- Album Reviews

Profusion- RewoToweR

Shortly after their 2006 release, One Piece Puzzle, with tensions increasing within the camp, the Italy based progressive rock band Profusion was on the verge of collapse. After replacing a few members, the band decided to continue, and started work on another album. Even after this, there were more problems, with the original guitarist leaving, and the lead vocalist being replaced in the middle of the recording sessions. It is amazing to me that through all of these trying experiences, an album even got made. The fact that it is an incredible album that spans all the various sub-genres of progressive rock is simply a testament to the talent of the individuals involved. RewoToweR is a wonderful example of a musical fire that just refuses to be extinguished.

When the dust settled on all the myriad personal changes, the line up for Profusion included Vladimer Sichinava on drums, Luca Cambi on bass, Thomas Laguzzi on guitar, Gionatan Cardonna on keyboards, and Luca Latini taking over the lead vocals. Together these gentlemen create an album that will challenge even the most ardent and educated of prog fans.

Starting centered in the arena of hard progressive rock, RewoToweR spans out to so many other sub genres of progressive music and even to many outside of rock in general that it is dizzying to try and keep track. To the credit of the band, they make it work beginning to end. The opener, Ghost House, has a barely gritty edge, with a pop overtone to it. This is a catchy song, you will find yourself humming it hours later. From here, the gloves are taken off, and Profusion is running.

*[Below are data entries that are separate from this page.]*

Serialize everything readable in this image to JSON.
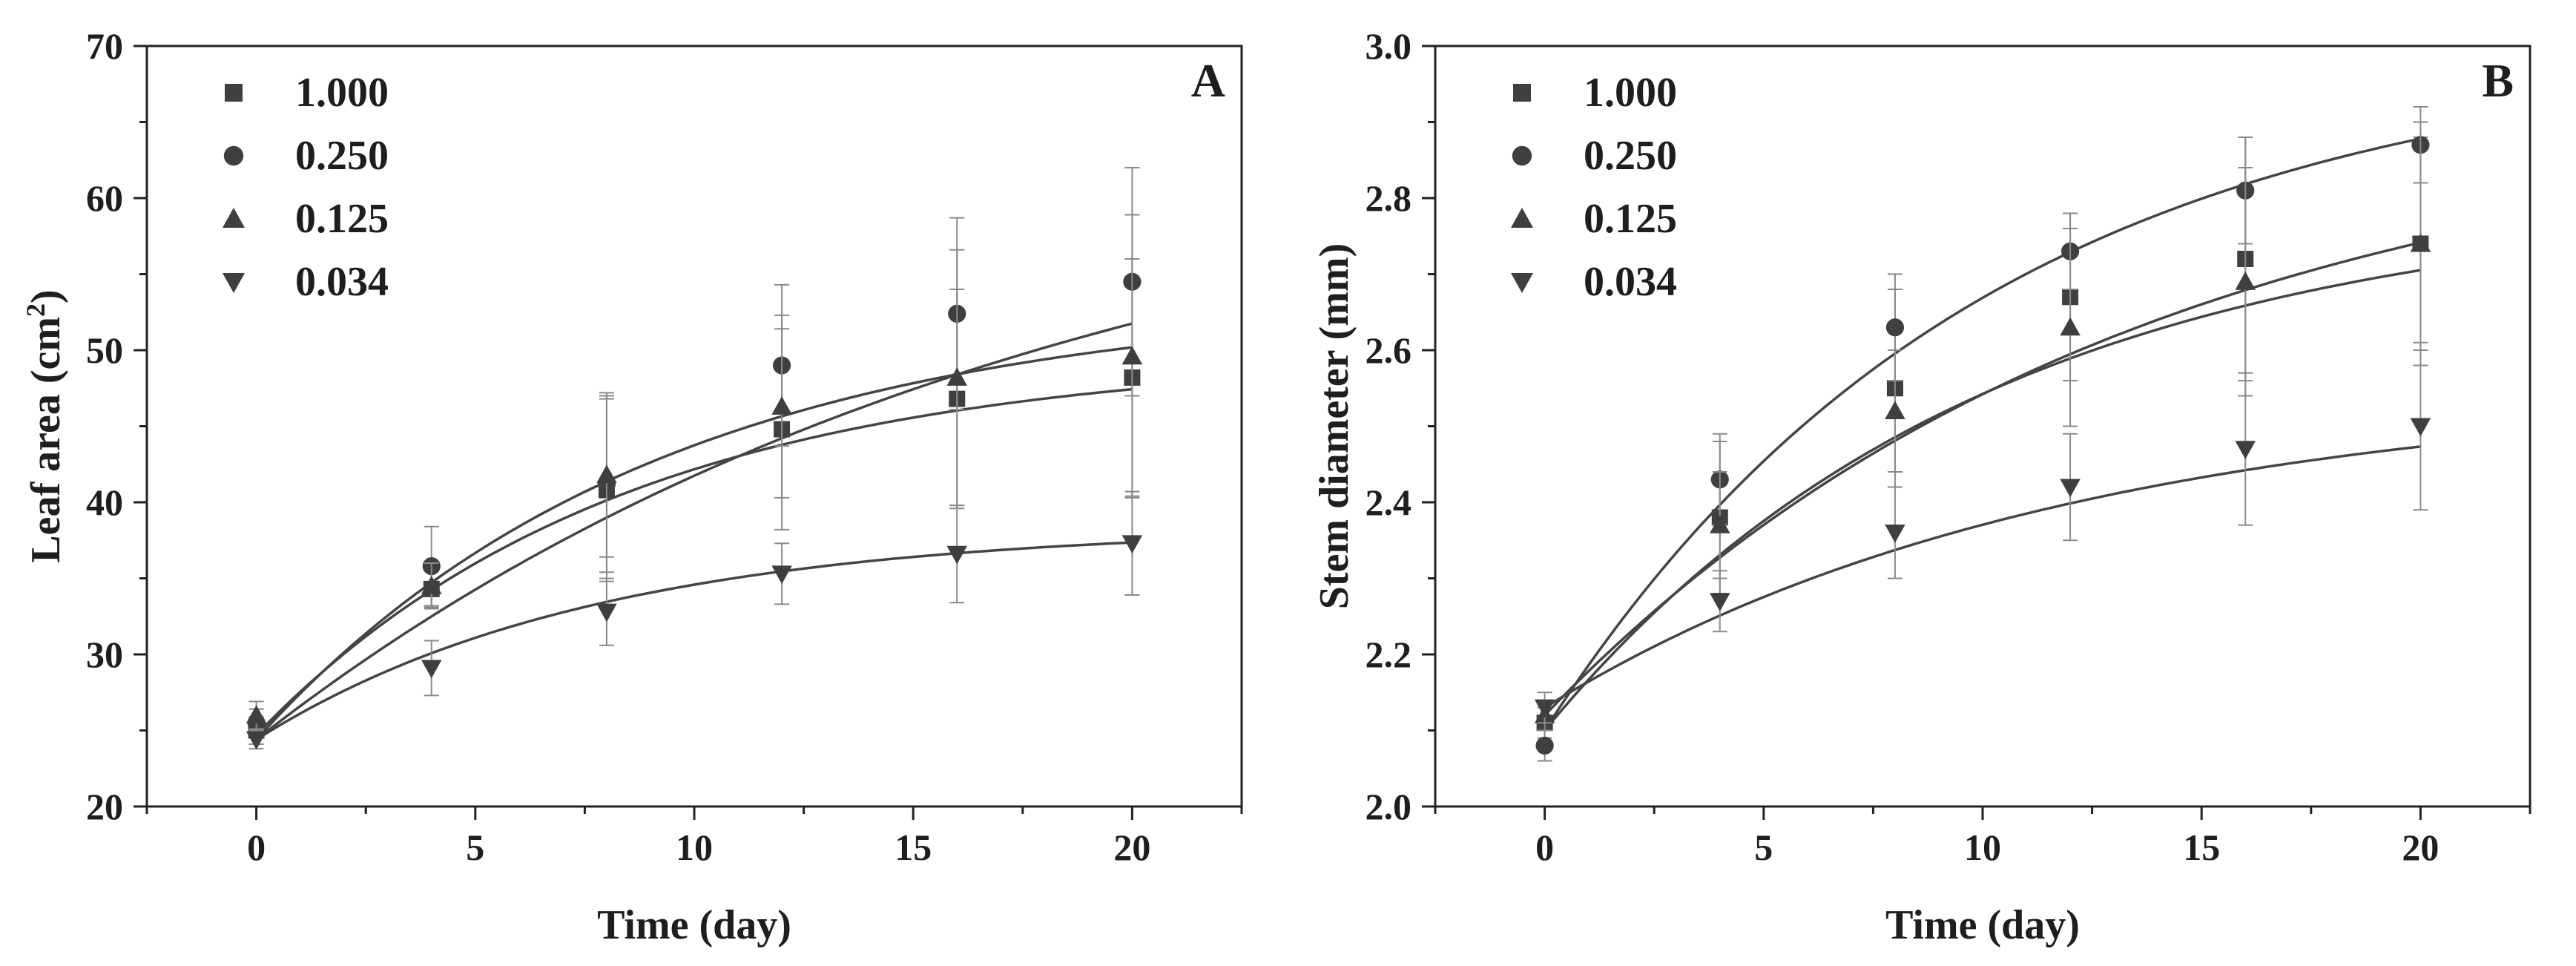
{
  "chart_data": [
    {
      "type": "scatter",
      "panel_label": "A",
      "xlabel": "Time (day)",
      "ylabel_main": "Leaf area (cm",
      "ylabel_sup": "2",
      "ylabel_end": ")",
      "xlim": [
        -2.5,
        22.5
      ],
      "ylim": [
        20,
        70
      ],
      "xticks": [
        0,
        5,
        10,
        15,
        20
      ],
      "xtick_labels": [
        "0",
        "5",
        "10",
        "15",
        "20"
      ],
      "yticks": [
        20,
        30,
        40,
        50,
        60,
        70
      ],
      "ytick_labels": [
        "20",
        "30",
        "40",
        "50",
        "60",
        "70"
      ],
      "legend_position": "top-left",
      "x": [
        0,
        4,
        8,
        12,
        16,
        20
      ],
      "series": [
        {
          "name": "1.000",
          "marker": "square",
          "values": [
            25.0,
            34.3,
            40.8,
            44.8,
            46.8,
            48.2
          ],
          "err": [
            0.9,
            1.2,
            6.0,
            6.6,
            7.2,
            7.8
          ],
          "fit": {
            "a": 24.7,
            "b": 25.0,
            "k": 0.12
          }
        },
        {
          "name": "0.250",
          "marker": "circle",
          "values": [
            25.5,
            35.8,
            41.2,
            49.0,
            52.4,
            54.5
          ],
          "err": [
            0.9,
            2.6,
            5.8,
            5.3,
            6.3,
            7.5
          ],
          "fit": {
            "a": 24.4,
            "b": 41.0,
            "k": 0.055
          }
        },
        {
          "name": "0.125",
          "marker": "triangle-up",
          "values": [
            26.0,
            34.5,
            41.8,
            46.3,
            48.2,
            49.6
          ],
          "err": [
            0.9,
            1.5,
            5.4,
            6.0,
            8.4,
            9.3
          ],
          "fit": {
            "a": 24.4,
            "b": 29.0,
            "k": 0.11
          }
        },
        {
          "name": "0.034",
          "marker": "triangle-down",
          "values": [
            24.4,
            29.1,
            32.8,
            35.3,
            36.6,
            37.3
          ],
          "err": [
            0.6,
            1.8,
            2.2,
            2.0,
            3.2,
            3.4
          ],
          "fit": {
            "a": 24.4,
            "b": 14.0,
            "k": 0.13
          }
        }
      ]
    },
    {
      "type": "scatter",
      "panel_label": "B",
      "xlabel": "Time (day)",
      "ylabel_main": "Stem diameter (mm)",
      "ylabel_sup": "",
      "ylabel_end": "",
      "xlim": [
        -2.5,
        22.5
      ],
      "ylim": [
        2.0,
        3.0
      ],
      "xticks": [
        0,
        5,
        10,
        15,
        20
      ],
      "xtick_labels": [
        "0",
        "5",
        "10",
        "15",
        "20"
      ],
      "yticks": [
        2.0,
        2.2,
        2.4,
        2.6,
        2.8,
        3.0
      ],
      "ytick_labels": [
        "2.0",
        "2.2",
        "2.4",
        "2.6",
        "2.8",
        "3.0"
      ],
      "legend_position": "top-left",
      "x": [
        0,
        4,
        8,
        12,
        16,
        20
      ],
      "series": [
        {
          "name": "1.000",
          "marker": "square",
          "values": [
            2.11,
            2.38,
            2.55,
            2.67,
            2.72,
            2.74
          ],
          "err": [
            0.02,
            0.1,
            0.13,
            0.11,
            0.16,
            0.14
          ],
          "fit": {
            "a": 2.1,
            "b": 0.7,
            "k": 0.1
          }
        },
        {
          "name": "0.250",
          "marker": "circle",
          "values": [
            2.08,
            2.43,
            2.63,
            2.73,
            2.81,
            2.87
          ],
          "err": [
            0.02,
            0.06,
            0.07,
            0.05,
            0.07,
            0.05
          ],
          "fit": {
            "a": 2.1,
            "b": 0.9,
            "k": 0.1
          }
        },
        {
          "name": "0.125",
          "marker": "triangle-up",
          "values": [
            2.12,
            2.37,
            2.52,
            2.63,
            2.69,
            2.74
          ],
          "err": [
            0.02,
            0.07,
            0.08,
            0.13,
            0.15,
            0.16
          ],
          "fit": {
            "a": 2.12,
            "b": 0.8,
            "k": 0.075
          }
        },
        {
          "name": "0.034",
          "marker": "triangle-down",
          "values": [
            2.13,
            2.27,
            2.36,
            2.42,
            2.47,
            2.5
          ],
          "err": [
            0.02,
            0.04,
            0.06,
            0.07,
            0.1,
            0.11
          ],
          "fit": {
            "a": 2.13,
            "b": 0.42,
            "k": 0.085
          }
        }
      ]
    }
  ]
}
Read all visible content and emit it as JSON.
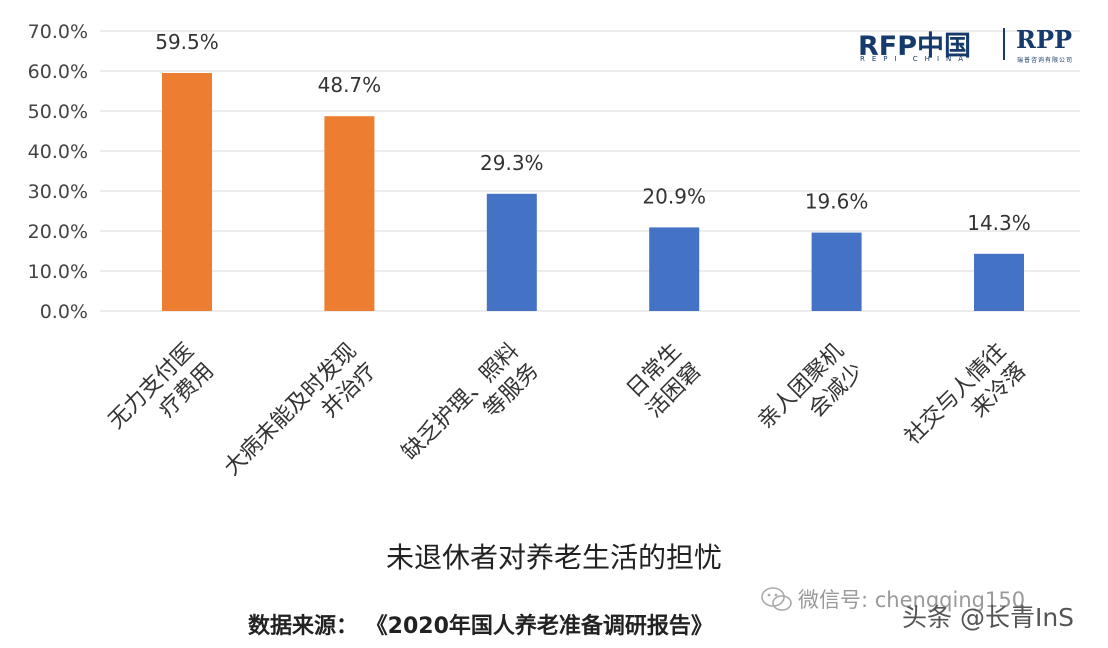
{
  "chart_data": {
    "type": "bar",
    "title": "未退休者对养老生活的担忧",
    "categories": [
      [
        "无力支付医",
        "疗费用"
      ],
      [
        "大病未能及时发现",
        "并治疗"
      ],
      [
        "缺乏护理、照料",
        "等服务"
      ],
      [
        "日常生",
        "活困窘"
      ],
      [
        "亲人团聚机",
        "会减少"
      ],
      [
        "社交与人情往",
        "来冷落"
      ]
    ],
    "values": [
      59.5,
      48.7,
      29.3,
      20.9,
      19.6,
      14.3
    ],
    "data_labels": [
      "59.5%",
      "48.7%",
      "29.3%",
      "20.9%",
      "19.6%",
      "14.3%"
    ],
    "bar_colors": [
      "#ED7D31",
      "#ED7D31",
      "#4472C4",
      "#4472C4",
      "#4472C4",
      "#4472C4"
    ],
    "ylim": [
      0,
      70
    ],
    "yticks": [
      "0.0%",
      "10.0%",
      "20.0%",
      "30.0%",
      "40.0%",
      "50.0%",
      "60.0%",
      "70.0%"
    ],
    "grid": true,
    "xlabel": "",
    "ylabel": ""
  },
  "source_text": "数据来源：  《2020年国人养老准备调研报告》",
  "logo": {
    "rfp": "RFP中国",
    "rfp_sub": "REPI CHINA",
    "rpp": "RPP",
    "rpp_sub": "瑞普咨询有限公司"
  },
  "watermarks": {
    "wechat": "微信号: chengqing150",
    "toutiao": "头条 @长青InS"
  },
  "colors": {
    "orange": "#ED7D31",
    "blue": "#4472C4",
    "grid": "#D9D9D9",
    "logo": "#163a6b"
  }
}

The band’s name is a mash up of “progressive” and “fusion”, and the album lives up to it. The next song, Taste of Colours, one that is done in two parts, hits on many of the various progressive elements. It courses from the soft piano to forceful and almost aggressive without skipping a beat, or confusing the listener, the transitions are nearly seamless. From this, they move into Treasure Island, which is a fairly hard edged song with some brilliant instrumental work and wonderful vocals, though the thematic element of the pirate’s tale is shockingly out of place. Next comes So Close but Alone, which opens as a soft romantic ballad, but runs in a direction completely unexpected and delightful. This is the song where I figured out the element that Profusion is bringing to the progressive game, one that is rarely seen in the genres of prog in general, this song is sexy. Bringing in some strong jazz elements, a bit of hard scatting, and Latini’s pop influenced vocals, Profusion makes sexy OK on a prog album. Once I saw it here, I noticed it throughout most of the album, it is a wonderful addition, and really brings something fresh and lively to progressive rock in general.

This mashed up style of theirs shines most brightly in the other two part song, The Tower. Opening with some delicate, jazzy piano, they go right into a few chords that nearly knock the listener over, and then settle back into the jazzy elements, with Lutani in firm control of the tone of the song. Laguzzi’s guitar is so capable no matter what style he is playing in, be it the hard crashing metal chords or the more sultry, sexy tones, he carries all of them expertly. The progressive rock basis is so present in this piece. The other elements, be it pop, jazz, or metal, dance around that base sound, giving the song an unimaginable fluidity, especially in the three plus minute instrumental that opens up the second half of the song. I think it is this part where the band shines best.

That could be challenged though with the opening of Dedalus Rising, the final track of the album. This is probably the heaviest of the songs, but that unique fusion sound never leaves here either. I feel that no matter where the capable musicians take the song, the vocals tend to keep them grounded and tied together; it is one of the more impressive vocal performances I have heard in a long time.

I credit with Profusion for challenging me. I had to think outside my fixed box of accepted musical stylings to try and capture the music long enough to describe it, and when that failed, I flew my white flag of surrender high, and just enjoyed the album.